First of all, we use a goodness-of-fit statistic based on the differences between the actual distances and the distances between the found coordinates after spatial transformations. A stress value was presented by Krusal in his paper about multidimensional scaling [9]. The distances are compared according to the stress value calculated by (12). According to Krusal’s experience, the stress values (Table 3) are used as a recommendation to evaluate the difference of distances between actual and found coordinates. Therefore, it is necessary to use the additional methods for comparing the results. With each simulation run, the different noise values are generated. The received stress values obtained from the simulation results are presented in Fig. 5.

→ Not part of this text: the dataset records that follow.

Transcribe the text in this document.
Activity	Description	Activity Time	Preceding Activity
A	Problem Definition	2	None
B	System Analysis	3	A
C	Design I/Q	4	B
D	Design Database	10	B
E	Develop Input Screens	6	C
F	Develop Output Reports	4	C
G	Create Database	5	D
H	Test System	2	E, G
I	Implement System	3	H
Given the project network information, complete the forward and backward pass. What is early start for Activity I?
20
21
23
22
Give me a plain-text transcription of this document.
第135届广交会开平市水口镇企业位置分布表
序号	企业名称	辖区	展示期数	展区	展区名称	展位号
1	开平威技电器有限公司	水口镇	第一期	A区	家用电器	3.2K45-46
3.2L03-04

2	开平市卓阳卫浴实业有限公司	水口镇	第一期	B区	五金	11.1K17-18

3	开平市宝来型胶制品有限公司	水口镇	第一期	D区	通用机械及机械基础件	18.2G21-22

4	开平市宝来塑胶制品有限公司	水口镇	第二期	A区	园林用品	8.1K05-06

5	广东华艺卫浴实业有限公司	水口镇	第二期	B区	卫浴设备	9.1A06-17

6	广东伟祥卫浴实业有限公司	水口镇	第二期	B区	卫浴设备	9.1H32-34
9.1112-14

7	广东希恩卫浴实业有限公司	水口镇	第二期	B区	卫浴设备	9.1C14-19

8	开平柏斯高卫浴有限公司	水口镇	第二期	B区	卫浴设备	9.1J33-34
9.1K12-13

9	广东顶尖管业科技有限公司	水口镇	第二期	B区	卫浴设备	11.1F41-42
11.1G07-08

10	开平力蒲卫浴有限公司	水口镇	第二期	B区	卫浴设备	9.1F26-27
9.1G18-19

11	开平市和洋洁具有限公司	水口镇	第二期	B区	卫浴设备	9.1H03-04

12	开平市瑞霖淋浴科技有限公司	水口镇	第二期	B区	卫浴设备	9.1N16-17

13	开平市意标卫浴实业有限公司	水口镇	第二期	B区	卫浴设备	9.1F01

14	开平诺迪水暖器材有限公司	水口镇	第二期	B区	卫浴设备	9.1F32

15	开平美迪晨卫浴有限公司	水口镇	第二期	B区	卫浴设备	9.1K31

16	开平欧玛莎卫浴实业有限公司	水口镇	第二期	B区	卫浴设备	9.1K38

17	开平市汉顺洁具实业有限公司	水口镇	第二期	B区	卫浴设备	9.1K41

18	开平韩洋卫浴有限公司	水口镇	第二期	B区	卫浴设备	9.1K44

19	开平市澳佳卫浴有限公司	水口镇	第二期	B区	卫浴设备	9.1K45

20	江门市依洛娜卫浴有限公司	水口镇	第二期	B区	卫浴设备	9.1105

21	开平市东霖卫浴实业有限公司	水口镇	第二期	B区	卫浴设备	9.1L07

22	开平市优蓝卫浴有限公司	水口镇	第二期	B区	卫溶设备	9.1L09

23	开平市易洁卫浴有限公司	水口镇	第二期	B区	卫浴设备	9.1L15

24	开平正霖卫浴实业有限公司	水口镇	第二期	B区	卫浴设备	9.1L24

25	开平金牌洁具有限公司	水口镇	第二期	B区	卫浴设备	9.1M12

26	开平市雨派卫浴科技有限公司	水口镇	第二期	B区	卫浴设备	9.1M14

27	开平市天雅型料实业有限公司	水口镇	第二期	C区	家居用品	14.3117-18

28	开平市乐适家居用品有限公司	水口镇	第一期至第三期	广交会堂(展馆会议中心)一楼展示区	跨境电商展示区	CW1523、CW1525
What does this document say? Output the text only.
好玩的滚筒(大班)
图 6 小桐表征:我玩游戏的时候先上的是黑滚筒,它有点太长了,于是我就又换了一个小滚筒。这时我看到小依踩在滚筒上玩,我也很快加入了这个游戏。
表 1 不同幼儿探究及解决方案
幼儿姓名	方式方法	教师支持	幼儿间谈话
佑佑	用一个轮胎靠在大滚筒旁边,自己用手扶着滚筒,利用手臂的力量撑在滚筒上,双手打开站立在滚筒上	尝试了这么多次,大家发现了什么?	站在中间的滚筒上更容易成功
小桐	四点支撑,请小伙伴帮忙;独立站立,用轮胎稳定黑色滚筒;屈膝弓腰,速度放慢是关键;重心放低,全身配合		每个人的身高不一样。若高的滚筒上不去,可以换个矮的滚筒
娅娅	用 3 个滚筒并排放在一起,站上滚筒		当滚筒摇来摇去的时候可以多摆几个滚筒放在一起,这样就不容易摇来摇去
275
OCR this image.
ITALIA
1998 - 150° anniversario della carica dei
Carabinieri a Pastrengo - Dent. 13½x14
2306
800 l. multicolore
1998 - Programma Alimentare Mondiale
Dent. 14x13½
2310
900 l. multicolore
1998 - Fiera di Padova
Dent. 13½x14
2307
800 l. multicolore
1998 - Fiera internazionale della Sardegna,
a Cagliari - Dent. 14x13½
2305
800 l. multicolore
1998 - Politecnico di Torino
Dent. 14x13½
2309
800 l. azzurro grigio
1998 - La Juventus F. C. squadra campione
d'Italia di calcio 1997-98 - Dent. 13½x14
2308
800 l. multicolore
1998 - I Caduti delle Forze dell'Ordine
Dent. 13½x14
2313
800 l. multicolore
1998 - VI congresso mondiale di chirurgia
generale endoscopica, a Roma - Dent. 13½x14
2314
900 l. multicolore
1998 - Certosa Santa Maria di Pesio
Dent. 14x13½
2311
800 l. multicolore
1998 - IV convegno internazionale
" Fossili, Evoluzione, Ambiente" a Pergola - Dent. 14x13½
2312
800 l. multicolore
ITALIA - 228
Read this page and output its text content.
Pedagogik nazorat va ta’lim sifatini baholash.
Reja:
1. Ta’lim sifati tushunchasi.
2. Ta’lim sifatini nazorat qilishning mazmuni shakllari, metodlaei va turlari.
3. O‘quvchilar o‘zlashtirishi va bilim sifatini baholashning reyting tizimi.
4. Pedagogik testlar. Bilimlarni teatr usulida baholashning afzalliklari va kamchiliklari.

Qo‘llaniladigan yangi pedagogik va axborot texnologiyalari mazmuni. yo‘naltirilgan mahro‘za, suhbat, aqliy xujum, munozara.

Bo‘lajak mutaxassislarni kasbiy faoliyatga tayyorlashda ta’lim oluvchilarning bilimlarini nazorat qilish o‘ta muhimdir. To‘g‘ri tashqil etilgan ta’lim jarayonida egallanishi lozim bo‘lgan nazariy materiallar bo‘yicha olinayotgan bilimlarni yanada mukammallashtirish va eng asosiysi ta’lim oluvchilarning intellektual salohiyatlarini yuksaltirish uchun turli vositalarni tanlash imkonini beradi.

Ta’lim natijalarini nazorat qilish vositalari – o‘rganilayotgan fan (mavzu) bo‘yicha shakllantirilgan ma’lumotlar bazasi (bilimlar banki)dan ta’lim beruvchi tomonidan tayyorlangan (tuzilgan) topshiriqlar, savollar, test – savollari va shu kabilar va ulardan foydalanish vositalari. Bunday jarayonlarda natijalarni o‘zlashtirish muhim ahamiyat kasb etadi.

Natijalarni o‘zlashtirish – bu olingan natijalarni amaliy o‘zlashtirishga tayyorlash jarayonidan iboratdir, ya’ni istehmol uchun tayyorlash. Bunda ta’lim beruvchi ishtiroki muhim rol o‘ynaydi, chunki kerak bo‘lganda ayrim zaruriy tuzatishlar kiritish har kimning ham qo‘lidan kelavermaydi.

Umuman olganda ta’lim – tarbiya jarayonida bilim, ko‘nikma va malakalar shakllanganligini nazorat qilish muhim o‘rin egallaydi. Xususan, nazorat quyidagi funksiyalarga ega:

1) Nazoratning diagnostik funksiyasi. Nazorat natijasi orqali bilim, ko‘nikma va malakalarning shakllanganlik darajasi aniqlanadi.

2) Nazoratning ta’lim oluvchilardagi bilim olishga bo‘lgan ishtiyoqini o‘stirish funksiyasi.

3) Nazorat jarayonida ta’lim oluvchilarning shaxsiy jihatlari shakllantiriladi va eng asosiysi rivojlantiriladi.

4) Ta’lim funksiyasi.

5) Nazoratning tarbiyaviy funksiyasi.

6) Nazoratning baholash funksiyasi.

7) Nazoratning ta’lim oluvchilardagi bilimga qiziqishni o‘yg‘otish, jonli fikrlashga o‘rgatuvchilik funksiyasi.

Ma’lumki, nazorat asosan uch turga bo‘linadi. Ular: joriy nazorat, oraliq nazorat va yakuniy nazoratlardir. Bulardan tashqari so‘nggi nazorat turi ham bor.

$$\begin{aligned} stress = \sqrt{\frac{\sum \left( d_{m,n} - \hat{d}_{m,n} \right) ^2}{\sum d_{m,n}^2}} \end{aligned}$$
(12)
Table 3. Evaluation of stress values
Fig. 5.
figure 5

Stress value

As shown in Fig. 5, with the stress values are in the perfect interval with the noise coefficient \(k = \{ 1, 2 \}\). That means that they found coordinates might be close to the actual coordinates. The distance differences of each node are shown in Fig. 6, where with \(k = \{ 1, 2 \}\) distances between the actual and calculated nodes are small (Fig. 6a). However, with \(k=3\) (Fig. 6b) these distances are bigger, though the stress value is in the good interval in this case. In our purpose, the stress values may be considered in the other intervals. Thus, it is necessary to consider the differences between X and \(\hat{X}\), Y, and \(\hat{Y}\), Z, and \(\hat{Z}\). As shown in Fig. 7 with \(k=\{1,3\}\), the differences are much related to Z values while there are small differences in X and Y. The calculated coordinates of (XY) are close to the actual values. Thus, the latitudes and longitudes of nodes were found with the errors less than the altitudes.

Fig. 6.
figure 6

Distance differences, m

Fig. 7.
figure 7

Differences \(\triangle X, \triangle Y, \triangle Z\), m

6 Conclusion

Thus, based on the results of the computational experiment, we can draw the following conclusions:

  1. 1.

    The metric multidimensional scaling (MDS) method allows to restore a three-dimensional model of a wireless mesh network with a high degree of accuracy.

  2. 2.

    The efficiency of the MDS method is ensured in the case of constructing a matrix of differences between objects (distance between nodes) by the method of symmetric bilateral bidirectional measurement of distance SDS-TWR. The considered methods RSSI, TDOA, TOA and others introduce a significant error and limit the dimension of the space to 2, or cannot be used in radio systems with a narrow frequency band.

  3. 3.

    For the final calculation of the coordinates of nodes in space, there must be at least 3 nodes with previously known coordinates located on more than one line.